Deux profils contrastés pour un même objectif
Franck Biya, fils adoptif du chef de l’État, s’est longtemps préparé à prendre la relève. Pourtant, des sources proches du pouvoir indiquent que les élites du Sud-Cameroun ne soutiennent plus sa candidature. « Elles ont clairement fait remonter leur désapprobation au président Paul Biya », confie un observateur politique sous couvert d’anonymat.
Face à lui, Louis Paul Motaze, cousin de Franck Biya, cumule des postes clés : directeur général de la CNPS, ministre de l’Économie, puis du Plan et de l’Aménagement du territoire. Son parcours impressionne : il a également occupé le Secrétariat Général de la Présidence et dirigé le ministère des Finances. Plusieurs analystes le décrivent comme l’homme le plus influent après Paul Biya, grâce à son réseau tentaculaire.
Un pouvoir médiatique et traditionnel bien ancré
Louis Paul Motaze ne se contente pas de contrôler les leviers économiques. « Il influence directement la presse camerounaise », affirme un journaliste local. Aucun média national ne le critique ouvertement, preuve de son emprise sur l’information.

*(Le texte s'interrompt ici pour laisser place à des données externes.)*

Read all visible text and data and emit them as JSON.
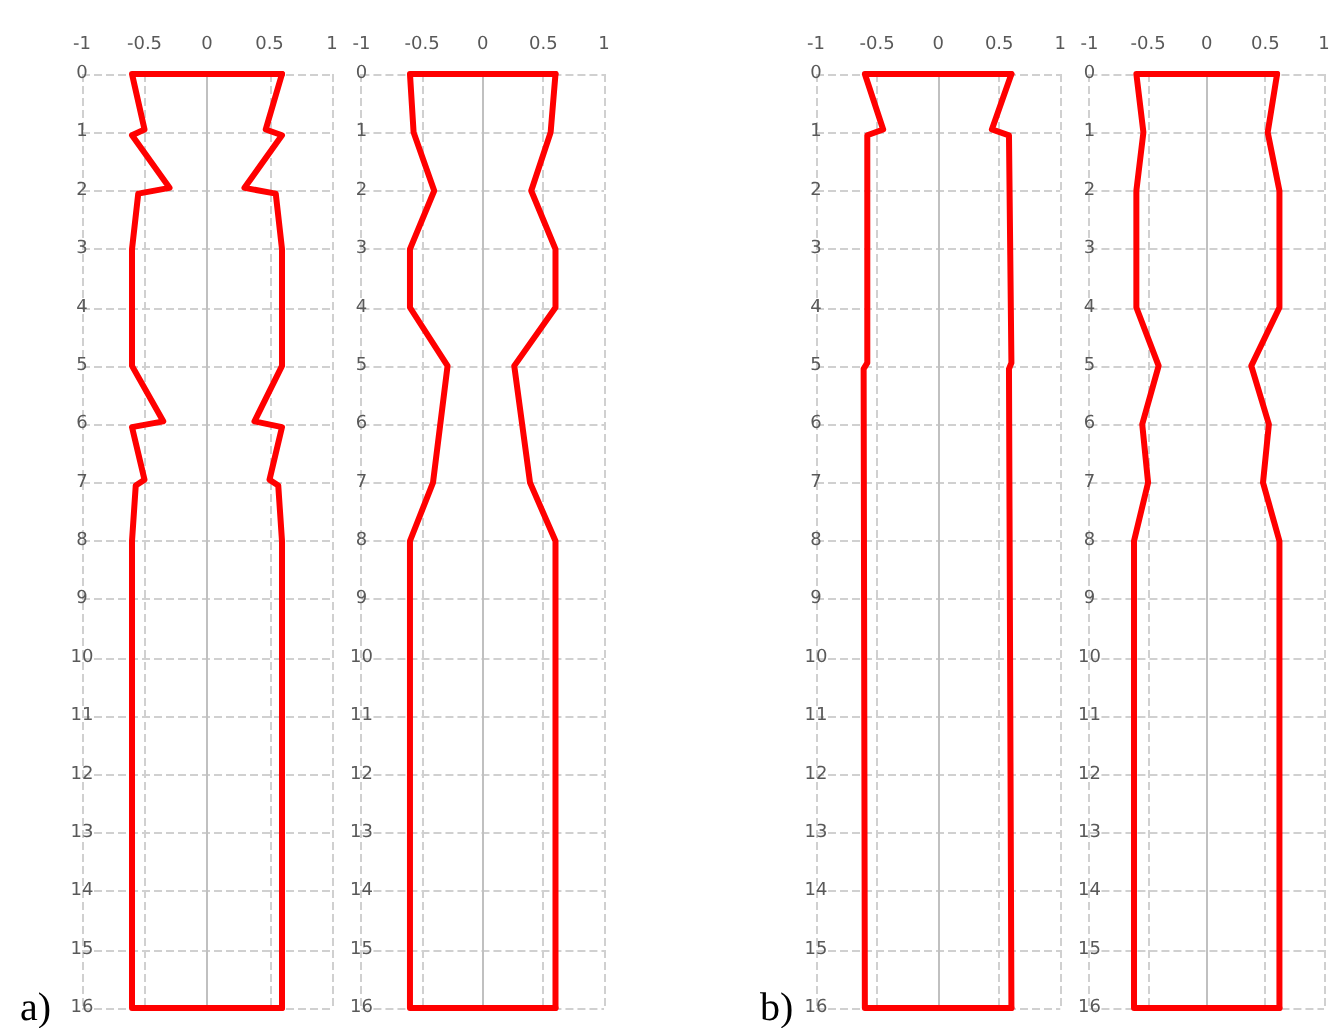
{
  "chart_data": [
    {
      "type": "line",
      "annotations": [
        "a)"
      ],
      "xlim": [
        -1,
        1
      ],
      "xticks": [
        -1,
        -0.5,
        0,
        0.5,
        1
      ],
      "ylim": [
        16,
        0
      ],
      "yticks": [
        0,
        1,
        2,
        3,
        4,
        5,
        6,
        7,
        8,
        9,
        10,
        11,
        12,
        13,
        14,
        15,
        16
      ],
      "grid": true,
      "marker": "none",
      "line_style": "solid",
      "series": [
        {
          "color": "#ff0000",
          "x": [
            0.6,
            -0.6,
            -0.5,
            -0.6,
            -0.3,
            -0.55,
            -0.6,
            -0.6,
            -0.35,
            -0.6,
            -0.5,
            -0.57,
            -0.6,
            -0.6,
            0.6
          ],
          "values": [
            0,
            0,
            0.95,
            1.05,
            1.95,
            2.05,
            3,
            5,
            5.95,
            6.05,
            6.95,
            7.05,
            8,
            16,
            16
          ]
        },
        {
          "color": "#ff0000",
          "x": [
            0.6,
            0.47,
            0.6,
            0.3,
            0.55,
            0.6,
            0.6,
            0.38,
            0.6,
            0.5,
            0.57,
            0.6,
            0.6
          ],
          "values": [
            0,
            0.95,
            1.05,
            1.95,
            2.05,
            3,
            5,
            5.95,
            6.05,
            6.95,
            7.05,
            8,
            16
          ]
        }
      ]
    },
    {
      "type": "line",
      "xlim": [
        -1,
        1
      ],
      "xticks": [
        -1,
        -0.5,
        0,
        0.5,
        1
      ],
      "ylim": [
        16,
        0
      ],
      "yticks": [
        0,
        1,
        2,
        3,
        4,
        5,
        6,
        7,
        8,
        9,
        10,
        11,
        12,
        13,
        14,
        15,
        16
      ],
      "grid": true,
      "marker": "none",
      "line_style": "solid",
      "series": [
        {
          "color": "#ff0000",
          "x": [
            0.6,
            -0.6,
            -0.57,
            -0.4,
            -0.6,
            -0.6,
            -0.29,
            -0.41,
            -0.6,
            -0.6,
            0.6
          ],
          "values": [
            0,
            0,
            1,
            2,
            3,
            4,
            5,
            7,
            8,
            16,
            16
          ]
        },
        {
          "color": "#ff0000",
          "x": [
            0.6,
            0.56,
            0.4,
            0.6,
            0.6,
            0.26,
            0.39,
            0.6,
            0.6
          ],
          "values": [
            0,
            1,
            2,
            3,
            4,
            5,
            7,
            8,
            16
          ]
        }
      ]
    },
    {
      "type": "line",
      "annotations": [
        "b)"
      ],
      "xlim": [
        -1,
        1
      ],
      "xticks": [
        -1,
        -0.5,
        0,
        0.5,
        1
      ],
      "ylim": [
        16,
        0
      ],
      "yticks": [
        0,
        1,
        2,
        3,
        4,
        5,
        6,
        7,
        8,
        9,
        10,
        11,
        12,
        13,
        14,
        15,
        16
      ],
      "grid": true,
      "marker": "none",
      "line_style": "solid",
      "series": [
        {
          "color": "#ff0000",
          "x": [
            0.6,
            -0.6,
            -0.45,
            -0.58,
            -0.58,
            -0.61,
            -0.6,
            0.6
          ],
          "values": [
            0,
            0,
            0.95,
            1.05,
            4.95,
            5.05,
            16,
            16
          ]
        },
        {
          "color": "#ff0000",
          "x": [
            0.6,
            0.44,
            0.58,
            0.6,
            0.58,
            0.6
          ],
          "values": [
            0,
            0.95,
            1.05,
            4.95,
            5.05,
            16
          ]
        }
      ]
    },
    {
      "type": "line",
      "xlim": [
        -1,
        1
      ],
      "xticks": [
        -1,
        -0.5,
        0,
        0.5,
        1
      ],
      "ylim": [
        16,
        0
      ],
      "yticks": [
        0,
        1,
        2,
        3,
        4,
        5,
        6,
        7,
        8,
        9,
        10,
        11,
        12,
        13,
        14,
        15,
        16
      ],
      "grid": true,
      "marker": "none",
      "line_style": "solid",
      "series": [
        {
          "color": "#ff0000",
          "x": [
            0.6,
            -0.6,
            -0.54,
            -0.6,
            -0.6,
            -0.41,
            -0.55,
            -0.5,
            -0.62,
            -0.62,
            0.62
          ],
          "values": [
            0,
            0,
            1,
            2,
            4,
            5,
            6,
            7,
            8,
            16,
            16
          ]
        },
        {
          "color": "#ff0000",
          "x": [
            0.6,
            0.52,
            0.62,
            0.62,
            0.38,
            0.53,
            0.48,
            0.62,
            0.62
          ],
          "values": [
            0,
            1,
            2,
            4,
            5,
            6,
            7,
            8,
            16
          ]
        }
      ]
    }
  ]
}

Son influence s’étend aussi aux affaires, particulièrement dans l’Ouest du pays, où il entretient des liens étroits avec les chefs traditionnels.

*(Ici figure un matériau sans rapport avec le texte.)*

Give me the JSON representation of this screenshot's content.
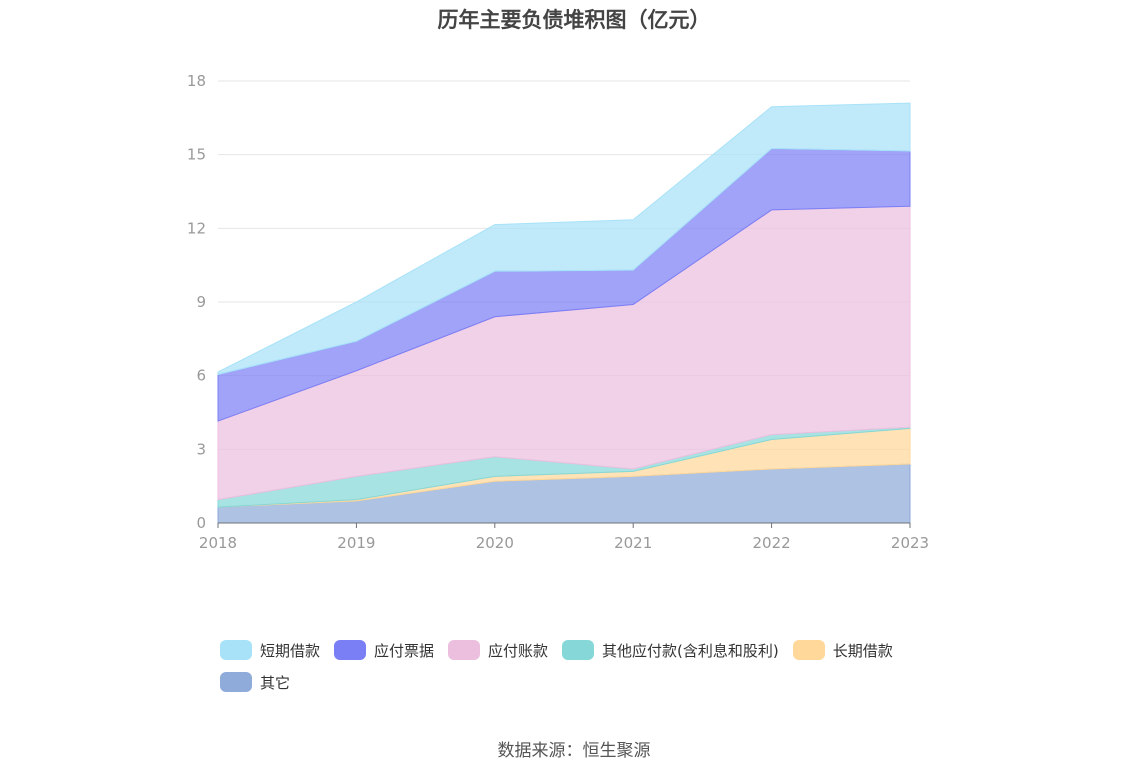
{
  "title": "历年主要负债堆积图（亿元）",
  "source": "数据来源：恒生聚源",
  "chart_data": {
    "type": "area",
    "stacked": true,
    "x": [
      "2018",
      "2019",
      "2020",
      "2021",
      "2022",
      "2023"
    ],
    "ylim": [
      0,
      18
    ],
    "yticks": [
      0,
      3,
      6,
      9,
      12,
      15,
      18
    ],
    "grid": true,
    "legend_position": "bottom",
    "series": [
      {
        "name": "其它",
        "color": "#8fabda",
        "values": [
          0.65,
          0.9,
          1.7,
          1.9,
          2.2,
          2.4
        ]
      },
      {
        "name": "长期借款",
        "color": "#ffd89a",
        "values": [
          0,
          0.05,
          0.2,
          0.2,
          1.2,
          1.45
        ]
      },
      {
        "name": "其他应付款(含利息和股利)",
        "color": "#86d8d8",
        "values": [
          0.3,
          0.95,
          0.8,
          0.1,
          0.2,
          0.05
        ]
      },
      {
        "name": "应付账款",
        "color": "#ecbfdf",
        "values": [
          3.2,
          4.3,
          5.7,
          6.7,
          9.15,
          9.0
        ]
      },
      {
        "name": "应付票据",
        "color": "#7b7ff5",
        "values": [
          1.9,
          1.2,
          1.85,
          1.4,
          2.5,
          2.25
        ]
      },
      {
        "name": "短期借款",
        "color": "#a8e2f8",
        "values": [
          0.1,
          1.6,
          1.9,
          2.05,
          1.7,
          1.95
        ]
      }
    ],
    "legend_order": [
      "短期借款",
      "应付票据",
      "应付账款",
      "其他应付款(含利息和股利)",
      "长期借款",
      "其它"
    ]
  }
}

Un exemple marquant : son entretien au palais royal de Batoufam avec le chef traditionnel Nayang Toukam Innocent, cinq ans plus tôt. À ses côtés figuraient alors des figures majeures comme l’homme d’affaires patron de Biopharma. Grâce à ce réseau, Batoufam a été classée parmi les 20 meilleures destinations d’écotourisme mondial par l’Organisation Internationale du Tourisme Social.
Après le scandale lié à la mort du journaliste Martinez Zogo et ses liens avec Amougou Belinga, Motaze a pris ses distances avec l’homme d’affaires controversé. Son image ? Un stratège qui évite les clivages ethniques, même au sein de son équipe rapprochée.
Bilan et perception : deux visions pour l’avenir
Depuis 2007 et son arrivée au ministère du Plan (MINEPAT), Louis Paul Motaze a marqué l’administration camerounaise. Pourtant, son bilan reste sujet à débat. Certains louent son efficacité, d’autres pointent des résultats mitigés.
Franck Biya, lui, peine à séduire la jeunesse du Sud, région historique du pouvoir. « Il inspire une froideur qui contraste avec l’image dynamique de certains opposants », note un politologue. Ferdinand Ngoh Ngoh, troisième nom souvent cité, jouit d’une réputation de technocrate, mais son manque de charisme affaiblit ses chances.
Entre réseaux d’influence, alliances traditionnelles et gestion des médias, la bataille pour la succession de Paul Biya s’annonce complexe. Un seul certitude : Yaoundé retient son souffle.